Photo via news.waldorfastoria.com

An official New York City landmark since 1993, the Waldorf Astoria occupies an entire city block of prime mid-town Manhattan real estate. This 47-storied, 625-feet structure is one of the world’s largest art deco buildings.

photo via waldorfnewyork.com

A bit of history: Millionaire William Waldorf Astor, opened his 13-storied hotel on March 24, 1893. Built by renowned architect, Henry Hardenbergh, the hotel embodied Astor’s vision of what a grand hotel should be. It included many firsts, in the long-line of Waldorf firsts. Electricity was provided throughout the hotel and in many of the guest rooms, private bathrooms were a standard.

Four years later, in 1897, the Waldorf was joined by the 17-story Astoria Hotel, erected on an adjacent site by Waldorf’s cousin, John Jacob Astor IV.

In 1929, after decades of hosting distinguished visitors from around the world, the Waldorf Astoria Hotel closed to make way for a reincarnation of 15 blocks north on Park Avenue. On October 1, 1931, the current hotel was opened. At the time, it was the world’s largest and tallest hotel. Today, the Waldorf Astoria New York, continues to be one of the most beloved and utilized institutions.

The hotel, along with the Towers of the Waldorf Astoria, offers 1,415 guestrooms and suites. Ascending the marble staircase into the main lobby, the 'Circle of Life' mosaic awaits you. I couldn’t help but to think of all the famous footsteps that have made their way over that same staircase.

Park Avenue entrance--Circle of Life mosaic  (photo via newyork.com)
Composer, Cole Porter, made his home here for 25 years. His piano rests in the hotel’s signature restaurant, Peacock Alley. When in New York, The Presidential Suite has been home to every President since Herbert Hoover. The Royal Suite was home to The Duke and Duchess of Windsor.


Cole Porter foyer (photo via waldorfnewyork.com)

Black and white photos hang throughout the hotel’s corridors. I spent a few hours roaming the halls, looking at the photos and reading the captions. Famous faces of men wearing tuxedos and women in ball gowns smiled back at me. I fantasized about the romance and elegance of a by-gone era. I'm certain I was born a couple of decades too late.

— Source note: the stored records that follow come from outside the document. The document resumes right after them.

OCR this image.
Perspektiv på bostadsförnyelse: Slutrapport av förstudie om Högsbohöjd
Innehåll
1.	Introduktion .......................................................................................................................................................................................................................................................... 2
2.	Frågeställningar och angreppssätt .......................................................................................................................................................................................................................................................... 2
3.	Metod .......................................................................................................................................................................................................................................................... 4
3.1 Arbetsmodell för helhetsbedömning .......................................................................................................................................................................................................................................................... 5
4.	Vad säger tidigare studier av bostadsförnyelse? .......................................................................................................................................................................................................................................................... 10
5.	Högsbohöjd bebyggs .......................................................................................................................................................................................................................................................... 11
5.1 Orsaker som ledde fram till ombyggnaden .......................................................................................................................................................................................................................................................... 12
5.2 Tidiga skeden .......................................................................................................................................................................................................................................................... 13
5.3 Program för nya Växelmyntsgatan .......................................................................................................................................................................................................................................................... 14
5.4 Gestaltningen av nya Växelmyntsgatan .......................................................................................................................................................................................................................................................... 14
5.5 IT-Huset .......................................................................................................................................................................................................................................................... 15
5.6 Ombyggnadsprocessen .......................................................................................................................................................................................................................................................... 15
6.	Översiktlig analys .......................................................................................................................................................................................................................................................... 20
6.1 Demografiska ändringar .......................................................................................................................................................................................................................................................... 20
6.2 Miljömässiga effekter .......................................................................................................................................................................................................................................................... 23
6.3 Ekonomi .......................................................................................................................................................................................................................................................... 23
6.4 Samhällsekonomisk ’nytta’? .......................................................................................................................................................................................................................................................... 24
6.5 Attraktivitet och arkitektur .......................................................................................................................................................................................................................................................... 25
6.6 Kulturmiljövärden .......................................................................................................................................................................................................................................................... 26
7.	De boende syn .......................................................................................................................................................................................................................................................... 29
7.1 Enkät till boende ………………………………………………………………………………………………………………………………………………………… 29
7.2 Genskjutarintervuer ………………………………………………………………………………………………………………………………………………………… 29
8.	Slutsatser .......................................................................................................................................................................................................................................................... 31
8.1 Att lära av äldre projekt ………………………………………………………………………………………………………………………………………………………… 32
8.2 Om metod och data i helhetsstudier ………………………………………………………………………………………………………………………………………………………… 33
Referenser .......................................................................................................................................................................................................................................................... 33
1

Marilyn Monroe dancing with Arthur Miller at the April in Paris Ball (via waldorfarchive.org)

During my two-night stay, I had opportunity to dine in two of the hotel’s three restaurants. Dinner at the Bull and Bear Prime Steakhouse was an event. Although Bull and Bear is known for its steak, I opted for the shellfish platter. Oysters, Gulf Shrimp, Main Lobster, Jumbo Lump Crab and Alaska King Crab, all laid out on a bed of crushed ice, arrived at my table.Drawn butter accompanied it on the side. A cool chardonnay washed it all down. Bull and Bear is also home to one of New York City’s most recognizable bars. The evening began around it.




Breakfast found me at Oscar’s American Brasserie. This particular restaurant is named after legendary maitre d’ Oscar Tschirky, the man credited with creating the Waldorf Salad, Eggs Benedict and Oscar Veal, among other dishes. Breakfast here was a culinary pilgrimage. And what would a visit to The Waldorf be without a red-velvet cupcake. Yes, red-velvet was created here too.